R. Alan King (Born May 8, 1963) is an American soldier and award-winning author. He is a retired colonel, U.S. Army Reserve. He was awarded two Bronze Star Medals with Valor device and under his command, the 422 Civil Affairs Battion received the Presidential Unit Citation during "Operation Iraqi Freedom."

==Early life==
Born on May 8, 1963, in Arlington, Virginia, King grew up in northern Virginia. As a child, he moved with his family to Woodbridge, Virginia, and in 1981 he graduated from Woodbridge High School (Virginia) in Woodbridge, Virginia.

==Academics, honors and awards==

King graduated from East Tennessee State University with a BS in criminal justice in 1987 and from Webster University with a Master of Arts in international relations and management in 1997. King graduated from the U.S. Air Force Air War College in 2002. He is pursuing a doctorate from the University of Southern Mississippi in International Development.

He authored the book Twice Armed: An American Soldier's Battle for Hearts and Minds in Iraq, Zenith Press 2006, that won the 2008 William E. Colby Award for significant contributions to international relations and intelligence operations.

King was recognized by Oklahoma State University for outstanding contributions to the political issues in Iraq and designated an honorary Henery G. Bennett Distinguished Fellow in 2007.

On September 11, 2006, King testified before the House of Representatives, Subcommittee for National Security on the security situation in Iraq.

==Military career==

King enlisted in the Maryland Army National Guard as an infantryman in 1983. He was commissioned Infantry in the Army Reserve in 1985 and then into the Regular Army in the Adjutant General Corps in 1987. He served with the XVIII Airborne Corps and later in the 7th Special Forces Group (Abn) deploying in support of "Operation Just Cause". King transferred into the Army Reserve in 1991 and branch transferred into Civil Affairs.

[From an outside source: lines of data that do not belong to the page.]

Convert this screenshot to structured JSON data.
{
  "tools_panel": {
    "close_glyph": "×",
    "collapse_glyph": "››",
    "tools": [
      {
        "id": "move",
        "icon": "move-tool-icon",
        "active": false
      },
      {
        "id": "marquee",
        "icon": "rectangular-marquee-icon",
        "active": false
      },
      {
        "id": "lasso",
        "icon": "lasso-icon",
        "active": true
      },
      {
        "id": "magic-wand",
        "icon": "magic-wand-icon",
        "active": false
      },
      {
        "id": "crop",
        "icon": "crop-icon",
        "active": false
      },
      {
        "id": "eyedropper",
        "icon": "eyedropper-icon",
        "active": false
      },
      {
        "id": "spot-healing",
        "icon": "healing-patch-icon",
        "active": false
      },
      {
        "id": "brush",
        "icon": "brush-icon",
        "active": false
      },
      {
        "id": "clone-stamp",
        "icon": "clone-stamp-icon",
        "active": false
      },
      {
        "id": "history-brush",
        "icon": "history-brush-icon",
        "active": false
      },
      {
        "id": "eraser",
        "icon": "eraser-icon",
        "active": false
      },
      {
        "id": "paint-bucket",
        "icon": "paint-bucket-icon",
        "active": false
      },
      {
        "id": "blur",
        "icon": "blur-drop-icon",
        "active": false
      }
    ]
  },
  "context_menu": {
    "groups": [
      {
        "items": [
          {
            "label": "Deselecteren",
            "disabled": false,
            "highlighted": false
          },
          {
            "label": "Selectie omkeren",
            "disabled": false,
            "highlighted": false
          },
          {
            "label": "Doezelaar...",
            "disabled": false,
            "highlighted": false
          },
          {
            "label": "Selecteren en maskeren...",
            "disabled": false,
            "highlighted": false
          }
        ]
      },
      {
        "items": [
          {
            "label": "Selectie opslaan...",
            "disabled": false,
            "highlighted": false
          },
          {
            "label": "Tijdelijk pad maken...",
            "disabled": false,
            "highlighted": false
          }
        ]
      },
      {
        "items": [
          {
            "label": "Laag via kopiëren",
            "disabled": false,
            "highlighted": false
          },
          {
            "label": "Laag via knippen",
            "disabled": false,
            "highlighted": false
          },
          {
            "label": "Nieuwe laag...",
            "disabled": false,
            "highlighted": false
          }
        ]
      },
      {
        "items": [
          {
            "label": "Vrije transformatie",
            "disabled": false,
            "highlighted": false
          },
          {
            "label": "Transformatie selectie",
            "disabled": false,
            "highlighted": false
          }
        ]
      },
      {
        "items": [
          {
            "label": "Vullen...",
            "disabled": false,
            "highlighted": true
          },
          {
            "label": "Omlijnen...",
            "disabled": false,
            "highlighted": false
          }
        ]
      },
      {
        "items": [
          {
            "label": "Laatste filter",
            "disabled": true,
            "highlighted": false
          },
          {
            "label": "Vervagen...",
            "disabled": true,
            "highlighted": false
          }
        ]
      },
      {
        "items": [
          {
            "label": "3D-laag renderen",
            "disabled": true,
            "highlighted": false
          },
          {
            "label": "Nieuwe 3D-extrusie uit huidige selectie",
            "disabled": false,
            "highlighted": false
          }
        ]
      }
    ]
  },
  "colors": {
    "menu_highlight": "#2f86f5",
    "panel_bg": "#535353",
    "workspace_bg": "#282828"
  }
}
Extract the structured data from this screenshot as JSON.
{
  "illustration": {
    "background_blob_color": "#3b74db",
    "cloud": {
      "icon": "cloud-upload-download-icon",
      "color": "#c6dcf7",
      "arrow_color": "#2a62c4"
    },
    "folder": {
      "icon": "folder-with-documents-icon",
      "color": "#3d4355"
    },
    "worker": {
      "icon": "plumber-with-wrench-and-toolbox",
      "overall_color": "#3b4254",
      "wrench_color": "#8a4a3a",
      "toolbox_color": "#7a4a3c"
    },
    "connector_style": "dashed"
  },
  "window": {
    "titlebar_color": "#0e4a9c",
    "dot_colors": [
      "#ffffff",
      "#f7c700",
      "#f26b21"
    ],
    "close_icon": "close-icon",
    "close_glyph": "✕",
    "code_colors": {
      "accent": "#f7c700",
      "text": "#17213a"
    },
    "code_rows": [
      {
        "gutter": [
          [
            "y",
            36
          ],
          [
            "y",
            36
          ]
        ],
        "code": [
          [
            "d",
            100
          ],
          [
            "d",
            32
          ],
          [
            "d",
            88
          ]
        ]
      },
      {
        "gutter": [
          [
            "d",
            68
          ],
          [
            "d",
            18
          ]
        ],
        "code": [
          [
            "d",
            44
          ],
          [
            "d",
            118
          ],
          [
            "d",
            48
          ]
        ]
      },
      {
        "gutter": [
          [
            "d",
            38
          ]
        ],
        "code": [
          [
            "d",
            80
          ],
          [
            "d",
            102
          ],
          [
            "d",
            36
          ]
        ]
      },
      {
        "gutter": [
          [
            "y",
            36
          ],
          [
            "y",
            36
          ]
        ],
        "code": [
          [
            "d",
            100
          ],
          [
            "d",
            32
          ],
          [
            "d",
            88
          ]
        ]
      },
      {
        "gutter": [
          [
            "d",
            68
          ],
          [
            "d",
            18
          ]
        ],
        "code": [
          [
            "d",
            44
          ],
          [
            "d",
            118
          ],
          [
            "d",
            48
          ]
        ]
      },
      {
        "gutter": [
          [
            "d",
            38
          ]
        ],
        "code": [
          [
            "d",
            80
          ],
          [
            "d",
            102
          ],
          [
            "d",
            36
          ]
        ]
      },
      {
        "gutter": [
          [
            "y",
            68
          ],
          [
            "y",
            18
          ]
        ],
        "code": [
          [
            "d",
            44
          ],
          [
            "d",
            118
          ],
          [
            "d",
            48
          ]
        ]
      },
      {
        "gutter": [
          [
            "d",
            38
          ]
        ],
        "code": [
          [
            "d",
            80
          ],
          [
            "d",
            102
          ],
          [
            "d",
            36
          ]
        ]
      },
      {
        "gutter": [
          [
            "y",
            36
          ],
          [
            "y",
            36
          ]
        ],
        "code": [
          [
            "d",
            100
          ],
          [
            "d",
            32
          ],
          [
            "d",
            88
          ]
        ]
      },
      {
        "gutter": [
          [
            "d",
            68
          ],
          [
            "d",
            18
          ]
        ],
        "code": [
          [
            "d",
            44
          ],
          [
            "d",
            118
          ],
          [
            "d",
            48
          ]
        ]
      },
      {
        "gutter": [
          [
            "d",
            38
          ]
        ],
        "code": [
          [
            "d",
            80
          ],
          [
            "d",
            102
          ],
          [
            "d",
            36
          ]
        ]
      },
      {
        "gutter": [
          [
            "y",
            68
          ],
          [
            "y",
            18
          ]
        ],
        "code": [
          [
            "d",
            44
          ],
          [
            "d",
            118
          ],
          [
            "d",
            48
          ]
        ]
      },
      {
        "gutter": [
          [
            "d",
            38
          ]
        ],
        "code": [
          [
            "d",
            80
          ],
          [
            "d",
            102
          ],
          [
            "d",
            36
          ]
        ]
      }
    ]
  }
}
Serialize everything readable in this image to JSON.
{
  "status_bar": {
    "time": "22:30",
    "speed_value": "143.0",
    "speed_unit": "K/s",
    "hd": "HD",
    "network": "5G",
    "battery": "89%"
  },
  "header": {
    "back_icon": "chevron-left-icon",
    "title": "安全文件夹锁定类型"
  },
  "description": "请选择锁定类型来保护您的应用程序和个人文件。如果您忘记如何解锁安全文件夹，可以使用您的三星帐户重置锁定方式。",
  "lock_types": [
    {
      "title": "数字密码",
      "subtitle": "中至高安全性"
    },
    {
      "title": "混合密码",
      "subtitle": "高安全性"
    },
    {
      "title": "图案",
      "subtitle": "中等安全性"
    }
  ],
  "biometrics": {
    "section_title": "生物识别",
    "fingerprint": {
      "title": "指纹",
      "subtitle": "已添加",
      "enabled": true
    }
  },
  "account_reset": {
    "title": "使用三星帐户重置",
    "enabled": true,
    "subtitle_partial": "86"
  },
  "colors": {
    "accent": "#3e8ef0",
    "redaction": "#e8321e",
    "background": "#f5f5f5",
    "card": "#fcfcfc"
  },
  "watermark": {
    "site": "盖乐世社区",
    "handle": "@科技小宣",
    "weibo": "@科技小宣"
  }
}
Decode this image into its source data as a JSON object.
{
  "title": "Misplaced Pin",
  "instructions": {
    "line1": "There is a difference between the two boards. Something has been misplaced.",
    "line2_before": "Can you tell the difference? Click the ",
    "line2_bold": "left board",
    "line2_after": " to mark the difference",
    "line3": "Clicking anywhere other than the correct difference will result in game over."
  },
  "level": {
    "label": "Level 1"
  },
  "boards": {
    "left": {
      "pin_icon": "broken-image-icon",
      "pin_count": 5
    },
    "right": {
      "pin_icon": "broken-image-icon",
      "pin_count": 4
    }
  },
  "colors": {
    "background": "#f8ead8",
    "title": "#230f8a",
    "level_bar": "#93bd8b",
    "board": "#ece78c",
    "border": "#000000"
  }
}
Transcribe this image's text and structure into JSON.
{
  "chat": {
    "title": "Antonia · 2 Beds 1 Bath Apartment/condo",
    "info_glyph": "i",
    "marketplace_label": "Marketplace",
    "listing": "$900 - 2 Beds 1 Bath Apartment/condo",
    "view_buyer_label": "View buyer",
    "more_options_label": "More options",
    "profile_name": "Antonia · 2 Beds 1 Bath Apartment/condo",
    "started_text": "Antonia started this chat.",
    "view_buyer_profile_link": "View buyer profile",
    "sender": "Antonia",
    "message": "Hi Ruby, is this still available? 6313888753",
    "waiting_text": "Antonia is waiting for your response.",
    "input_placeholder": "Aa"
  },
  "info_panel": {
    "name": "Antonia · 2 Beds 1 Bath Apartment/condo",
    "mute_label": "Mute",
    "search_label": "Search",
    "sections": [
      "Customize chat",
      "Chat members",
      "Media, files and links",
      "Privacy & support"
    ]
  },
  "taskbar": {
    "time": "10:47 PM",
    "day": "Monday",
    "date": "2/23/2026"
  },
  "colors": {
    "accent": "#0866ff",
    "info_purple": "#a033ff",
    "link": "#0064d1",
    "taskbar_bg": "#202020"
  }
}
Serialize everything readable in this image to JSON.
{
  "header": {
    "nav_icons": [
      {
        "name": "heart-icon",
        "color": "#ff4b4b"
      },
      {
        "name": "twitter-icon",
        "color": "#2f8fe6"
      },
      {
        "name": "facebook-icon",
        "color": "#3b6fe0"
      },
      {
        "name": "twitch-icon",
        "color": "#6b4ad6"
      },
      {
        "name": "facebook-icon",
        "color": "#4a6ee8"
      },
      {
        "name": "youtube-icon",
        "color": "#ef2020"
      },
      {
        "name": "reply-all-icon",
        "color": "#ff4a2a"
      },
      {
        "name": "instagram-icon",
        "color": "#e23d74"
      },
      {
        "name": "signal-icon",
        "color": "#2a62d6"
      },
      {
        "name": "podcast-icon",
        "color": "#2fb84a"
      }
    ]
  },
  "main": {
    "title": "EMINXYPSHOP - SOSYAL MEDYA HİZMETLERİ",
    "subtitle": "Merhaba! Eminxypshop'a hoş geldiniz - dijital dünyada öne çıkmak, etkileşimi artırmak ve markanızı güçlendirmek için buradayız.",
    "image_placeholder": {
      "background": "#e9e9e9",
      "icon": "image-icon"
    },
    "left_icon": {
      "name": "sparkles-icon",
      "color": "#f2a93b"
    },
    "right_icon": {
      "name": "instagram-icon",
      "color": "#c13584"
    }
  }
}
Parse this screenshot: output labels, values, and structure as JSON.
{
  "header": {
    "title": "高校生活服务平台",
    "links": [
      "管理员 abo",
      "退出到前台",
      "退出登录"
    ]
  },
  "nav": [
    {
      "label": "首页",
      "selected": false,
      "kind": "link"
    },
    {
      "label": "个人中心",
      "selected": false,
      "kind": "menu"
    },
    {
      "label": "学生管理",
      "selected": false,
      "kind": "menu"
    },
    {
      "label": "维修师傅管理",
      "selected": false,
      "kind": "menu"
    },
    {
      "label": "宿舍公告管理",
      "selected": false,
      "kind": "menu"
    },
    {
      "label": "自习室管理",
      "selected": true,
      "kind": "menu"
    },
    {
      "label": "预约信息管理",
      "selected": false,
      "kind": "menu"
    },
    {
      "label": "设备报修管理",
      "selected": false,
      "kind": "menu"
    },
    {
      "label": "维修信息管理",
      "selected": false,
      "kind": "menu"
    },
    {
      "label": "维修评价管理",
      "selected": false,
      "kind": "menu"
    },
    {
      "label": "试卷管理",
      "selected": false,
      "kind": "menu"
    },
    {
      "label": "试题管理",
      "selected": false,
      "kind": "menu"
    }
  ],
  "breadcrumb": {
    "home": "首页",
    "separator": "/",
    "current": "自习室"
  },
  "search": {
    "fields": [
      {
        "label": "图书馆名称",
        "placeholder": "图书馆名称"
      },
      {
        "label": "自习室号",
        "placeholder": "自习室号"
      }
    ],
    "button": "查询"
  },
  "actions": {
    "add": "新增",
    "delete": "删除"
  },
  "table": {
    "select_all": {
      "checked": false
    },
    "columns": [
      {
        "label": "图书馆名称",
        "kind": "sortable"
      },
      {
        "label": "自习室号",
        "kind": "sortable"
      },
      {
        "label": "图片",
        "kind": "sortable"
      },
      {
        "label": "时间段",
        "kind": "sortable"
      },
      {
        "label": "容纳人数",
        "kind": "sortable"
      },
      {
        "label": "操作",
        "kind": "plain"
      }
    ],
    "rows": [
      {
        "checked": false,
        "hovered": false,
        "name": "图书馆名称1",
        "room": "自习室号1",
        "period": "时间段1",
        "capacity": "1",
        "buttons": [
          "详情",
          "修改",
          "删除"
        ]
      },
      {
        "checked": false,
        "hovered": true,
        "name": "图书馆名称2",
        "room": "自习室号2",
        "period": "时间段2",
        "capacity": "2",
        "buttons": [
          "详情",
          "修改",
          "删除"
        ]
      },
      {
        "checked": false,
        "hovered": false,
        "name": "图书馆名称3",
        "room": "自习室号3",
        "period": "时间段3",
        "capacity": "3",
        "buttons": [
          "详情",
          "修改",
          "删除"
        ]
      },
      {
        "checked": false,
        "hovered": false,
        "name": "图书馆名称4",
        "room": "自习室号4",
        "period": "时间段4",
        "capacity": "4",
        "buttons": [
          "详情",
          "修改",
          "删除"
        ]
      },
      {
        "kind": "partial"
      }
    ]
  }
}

He served as the Assistant Chief of Staff for Personnel, United States Army Civil Affairs and Psychological Operations Command (Abn) from 1992 to 1997. King then attended the Psychological Operations Officers Course and commanded the 310th PSYOP Company in Georgia. He assumed command of the 422d Civil Affairs Battalion in July 2001. King served as the senior civil-military advisor to the 3rd Infantry Division during "Operation Iraqi Freedom" and received two Bronze Star Medals for Valor and two Bronze Star Medals for achievement (2003–2004). He and the 422d Civil Affairs Battalion were credited with capturing three individuals from the infamous "Deck of Cards," and almost a dozen of the top 200 most wanted, including "Baghdad Bob" and the Chairman of Atomic Energy. While under his command, the 422d Civil Affairs Battalion was awarded the Presidential Unit Citation for Operation Iraqi Freedom. Several Civil Affairs teams from the battalion were under the tactical control of maneuver units from the 3rd Infantry Division.